What is a liquid and yet is
so strong, you can’t poke your finger through it?
It has sometimes been said that glass in very
old churches is thicker at the bottom than at the top because glass is a
liquid, and so over several centuries it has flowed towards the bottom.
This is not true. In Mediaeval times, panes of glass were often made by
the Crown glass process. A lump of molten glass was rolled, blown,
expanded, flattened and finally spun into a disc before being cut into
panes. The sheets were thicker towards the edge of the disc and were
usually installed with the heavier side at the bottom. Other techniques of
forming glass panes have been used but it is only the relatively recent float
glass processes which have produced good quality flat sheets of glass.
In 1927, an
experiment began to show that solid black pitch was in fact, a liquid. A lump
of the black substance, which can be broken with a hammer, was put into a glass
funnel and then the waiting began. Eight drops have fallen in the 83 years
since the pitch began dripping, however no-one has ever seen one fall. The viscous liquid continued its incredibly slow,
but inexorable, journey downwards, and in 1947 the second drop fell. The next
drops occurred in 1954, 1962, 1970, 1979, 1988 and lastly in 2000.
Has anything ever been
teleported from one place to another?
In 1995, scientists at IBM showed that it was physically possible
to teleport objects, at least at the atomic level, from one place to another.

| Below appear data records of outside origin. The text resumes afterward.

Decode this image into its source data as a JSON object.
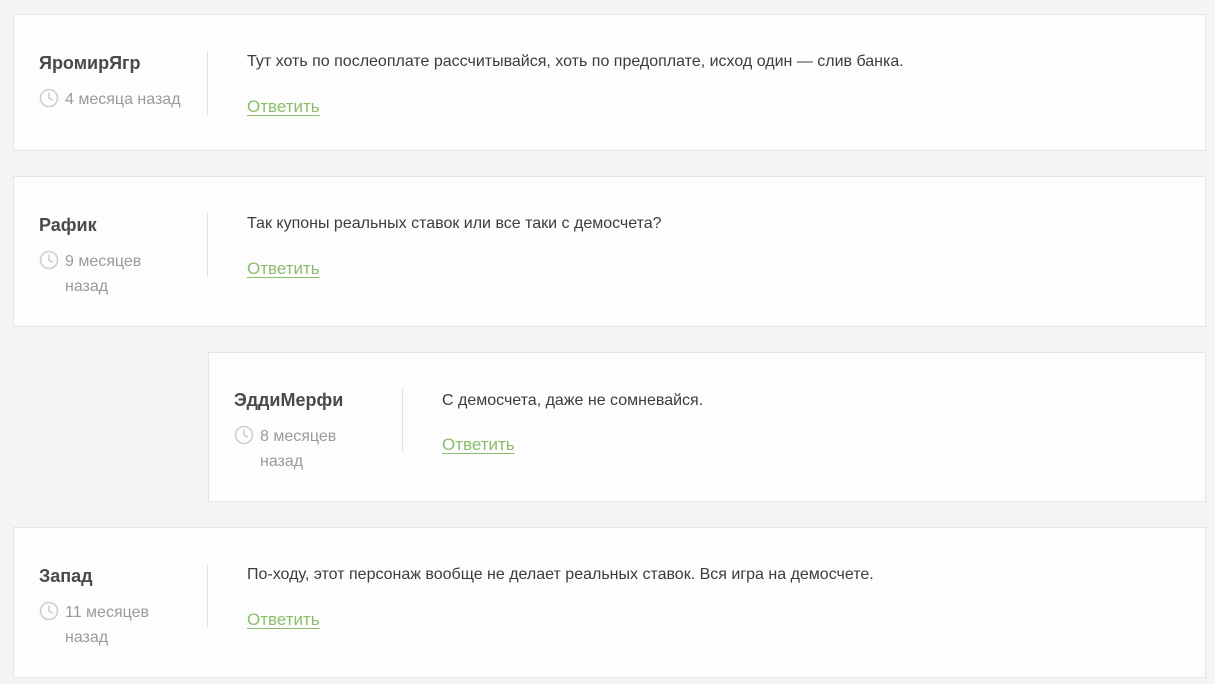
{
  "reply_label": "Ответить",
  "accent_color": "#8cbd6a",
  "comments": [
    {
      "author": "ЯромирЯгр",
      "date": "4 месяца назад",
      "text": "Тут хоть по послеоплате рассчитывайся, хоть по предоплате, исход один — слив банка."
    },
    {
      "author": "Рафик",
      "date": "9 месяцев назад",
      "text": "Так купоны реальных ставок или все таки с демосчета?"
    },
    {
      "author": "ЭддиМерфи",
      "date": "8 месяцев назад",
      "text": "С демосчета, даже не сомневайся."
    },
    {
      "author": "Запад",
      "date": "11 месяцев назад",
      "text": "По-ходу, этот персонаж вообще не делает реальных ставок. Вся игра на демосчете."
    }
  ]
}
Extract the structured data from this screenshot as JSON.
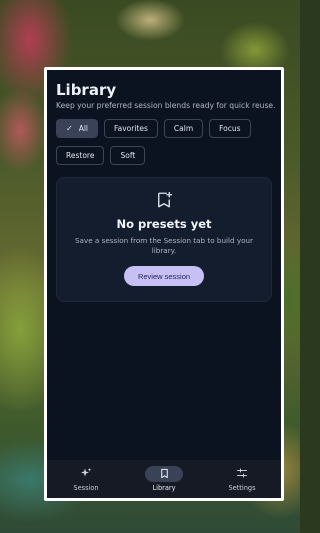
{
  "library": {
    "title": "Library",
    "subtitle": "Keep your preferred session blends ready for quick reuse."
  },
  "filters": [
    {
      "label": "All",
      "selected": true
    },
    {
      "label": "Favorites",
      "selected": false
    },
    {
      "label": "Calm",
      "selected": false
    },
    {
      "label": "Focus",
      "selected": false
    },
    {
      "label": "Restore",
      "selected": false
    },
    {
      "label": "Soft",
      "selected": false
    }
  ],
  "empty_state": {
    "icon": "bookmark-add-icon",
    "title": "No presets yet",
    "description": "Save a session from the Session tab to build your library.",
    "button_label": "Review session"
  },
  "nav": {
    "items": [
      {
        "label": "Session",
        "icon": "sparkle-icon",
        "active": false
      },
      {
        "label": "Library",
        "icon": "bookmark-icon",
        "active": true
      },
      {
        "label": "Settings",
        "icon": "sliders-icon",
        "active": false
      }
    ]
  },
  "colors": {
    "background": "#0c1320",
    "card": "#141d2d",
    "accent_button": "#c6c0f5",
    "selected_chip": "#3a4258"
  }
}
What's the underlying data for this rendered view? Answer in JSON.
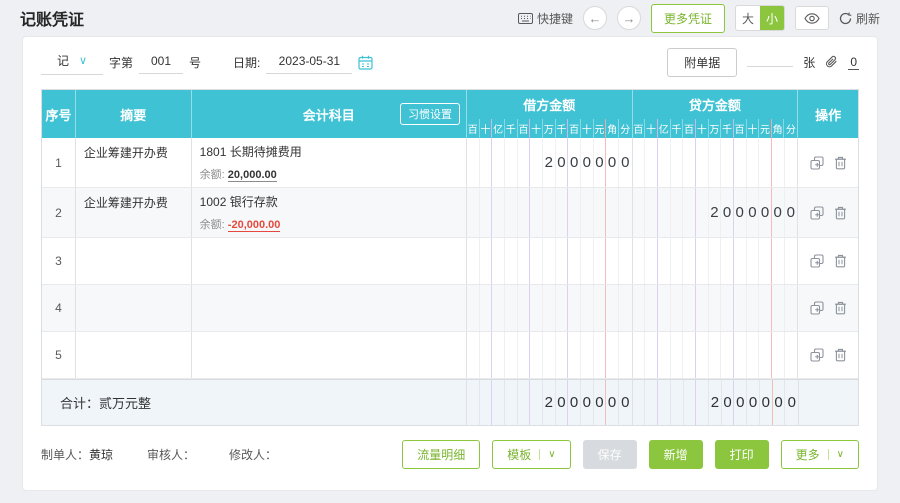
{
  "colors": {
    "accent_teal": "#3ec2d4",
    "accent_green": "#8cc63f",
    "negative_red": "#e5493d"
  },
  "icons": {
    "prev": "←",
    "next": "→",
    "chevron_down": "∨"
  },
  "topbar": {
    "title": "记账凭证",
    "shortcut": "快捷键",
    "more_vouchers": "更多凭证",
    "size_large": "大",
    "size_small": "小",
    "refresh": "刷新"
  },
  "voucher": {
    "type": "记",
    "zi_label": "字第",
    "number": "001",
    "hao_label": "号",
    "date_label": "日期:",
    "date": "2023-05-31",
    "attach_button": "附单据",
    "attach_unit": "张",
    "attach_count": "0"
  },
  "table": {
    "col_seq": "序号",
    "col_summary": "摘要",
    "col_subject": "会计科目",
    "habit_button": "习惯设置",
    "col_debit": "借方金额",
    "col_credit": "贷方金额",
    "col_ops": "操作",
    "digit_labels": [
      "百",
      "十",
      "亿",
      "千",
      "百",
      "十",
      "万",
      "千",
      "百",
      "十",
      "元",
      "角",
      "分"
    ],
    "rows": [
      {
        "seq": "1",
        "summary": "企业筹建开办费",
        "subject": "1801 长期待摊费用",
        "balance_label": "余额: ",
        "balance": "20,000.00",
        "balance_negative": "false",
        "debit_digits": [
          "",
          "",
          "",
          "",
          "",
          "",
          "2",
          "0",
          "0",
          "0",
          "0",
          "0",
          "0"
        ],
        "credit_digits": []
      },
      {
        "seq": "2",
        "summary": "企业筹建开办费",
        "subject": "1002 银行存款",
        "balance_label": "余额: ",
        "balance": "-20,000.00",
        "balance_negative": "true",
        "debit_digits": [],
        "credit_digits": [
          "",
          "",
          "",
          "",
          "",
          "",
          "2",
          "0",
          "0",
          "0",
          "0",
          "0",
          "0"
        ]
      },
      {
        "seq": "3",
        "summary": "",
        "subject": "",
        "balance_label": "",
        "balance": "",
        "balance_negative": "false",
        "debit_digits": [],
        "credit_digits": []
      },
      {
        "seq": "4",
        "summary": "",
        "subject": "",
        "balance_label": "",
        "balance": "",
        "balance_negative": "false",
        "debit_digits": [],
        "credit_digits": []
      },
      {
        "seq": "5",
        "summary": "",
        "subject": "",
        "balance_label": "",
        "balance": "",
        "balance_negative": "false",
        "debit_digits": [],
        "credit_digits": []
      }
    ],
    "total": {
      "label": "合计：贰万元整",
      "debit_digits": [
        "",
        "",
        "",
        "",
        "",
        "",
        "2",
        "0",
        "0",
        "0",
        "0",
        "0",
        "0"
      ],
      "credit_digits": [
        "",
        "",
        "",
        "",
        "",
        "",
        "2",
        "0",
        "0",
        "0",
        "0",
        "0",
        "0"
      ]
    }
  },
  "footer": {
    "maker_label": "制单人：",
    "maker_value": "黄琼",
    "auditor_label": "审核人：",
    "auditor_value": "",
    "modifier_label": "修改人：",
    "modifier_value": "",
    "flow_button": "流量明细",
    "template_button": "模板",
    "save_button": "保存",
    "add_button": "新增",
    "print_button": "打印",
    "more_button": "更多"
  }
}
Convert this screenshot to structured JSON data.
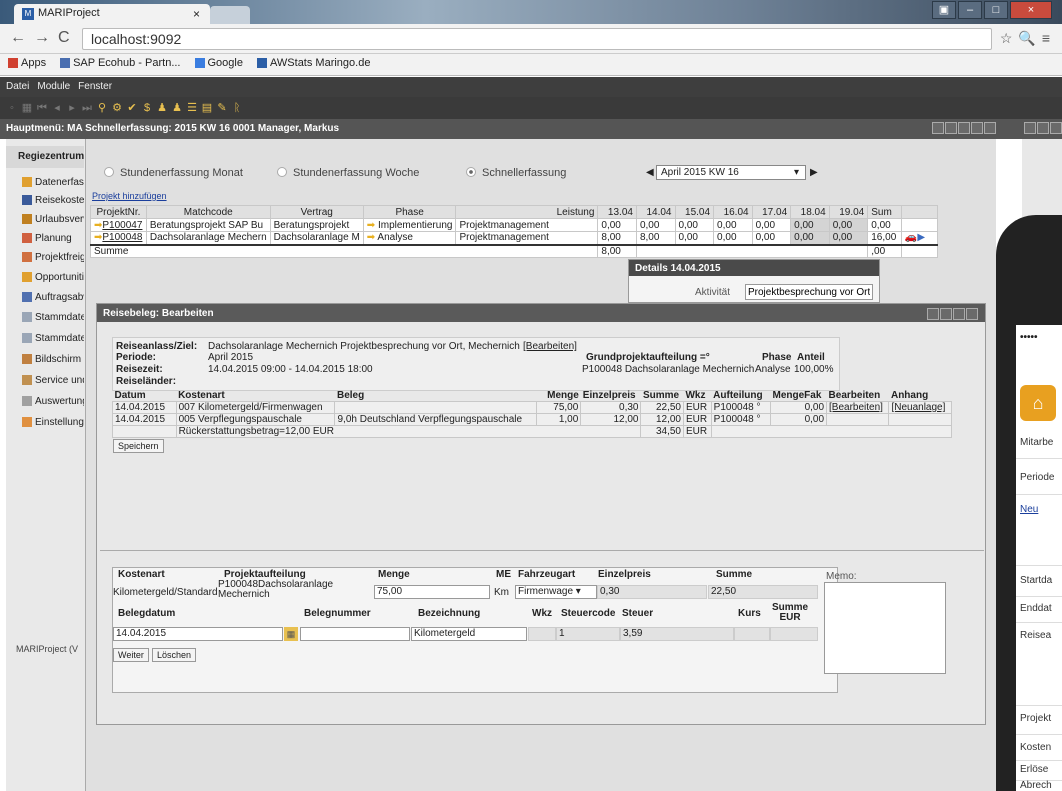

They transported photons and entire cesium atoms from one container to another
by teleportation. It is called, ‘quantum teleportation’. In 2004, physicists at
the University of Vienna were able to teleport particles of light a distance of
600 metres along a cable below the river bed of the Danube. The physicists at
the National Institute of Standards and Technology in Washington, D.C.,
successfully entangled three beryllium atoms and transferred the properties of
one atom into another. In 2006, physicists at the Neil Bohr Institute in
Copenhagen and the Max Planck Institute in Germany made a spectacular advance
in teleportation. They were able to entangle a light beam with a gas cesium atom,
a feat involving trillions upon trillions of atoms. Then they recorded
information to the cesium atoms over a distance of half a metre. For the first
time, quantum teleportation had been achieved between light; the carrier of
information, to the atoms. Many generations of scientists will probably pass
before humans can be teleported to different places.
It is almost impossible for you to tickle yourself because your
brain anticipates things going on around you so when you make an attempt to
tickle yourself, you brain speeds up to counter that move by treating it merely
as a touch. Now if someone else tickles you unexpectently, that is different.
You brain is caught off guard and therefore hasn’t sped up to counter the
feeling of tickling. The cerebellum in your brain monitors body movements and
it can distinguish between expected sensations and unexpected sensations
thereby diminishing o2 completely disregarding expected sensations. Now it is different with pain. If you place a
burning cigarette to the surface of your skin, your cerebellum knows that pain
will follow and that there is nothing it can do to prevent it. Despite that,
there are some people who have control of their cerebellum to such an extent
that they can diminish pain or completely ignore pain.
Who invented the light bulb
it wasn’t
Thomas Edison. Light bulbs were in use long before Edison applied for the
patent in 1879. British inventor Humphry Davy invented an incandescent light
bulb in 1801 and created the “arc lamp” in 1809. In 1835, Scottish
inventor James Bowman Lindsay demonstrated a constant electric light in
Dundee. In 1840, British scientist Warren de la Rue also demonstrated a light
bulb. In 1841, British inventor Frederick DeMoleyns patented a light
bulb and in 1844 American John Wellington Starr filed a U. S. patent
caveat for an incandescent lamp. Many others would follow suit but none of the
bulbs were effective for everyday use. It wasn`t until Edison perfected
his light bulb that its use became popular.
I hope you have enjoyed reading these fascinating facts.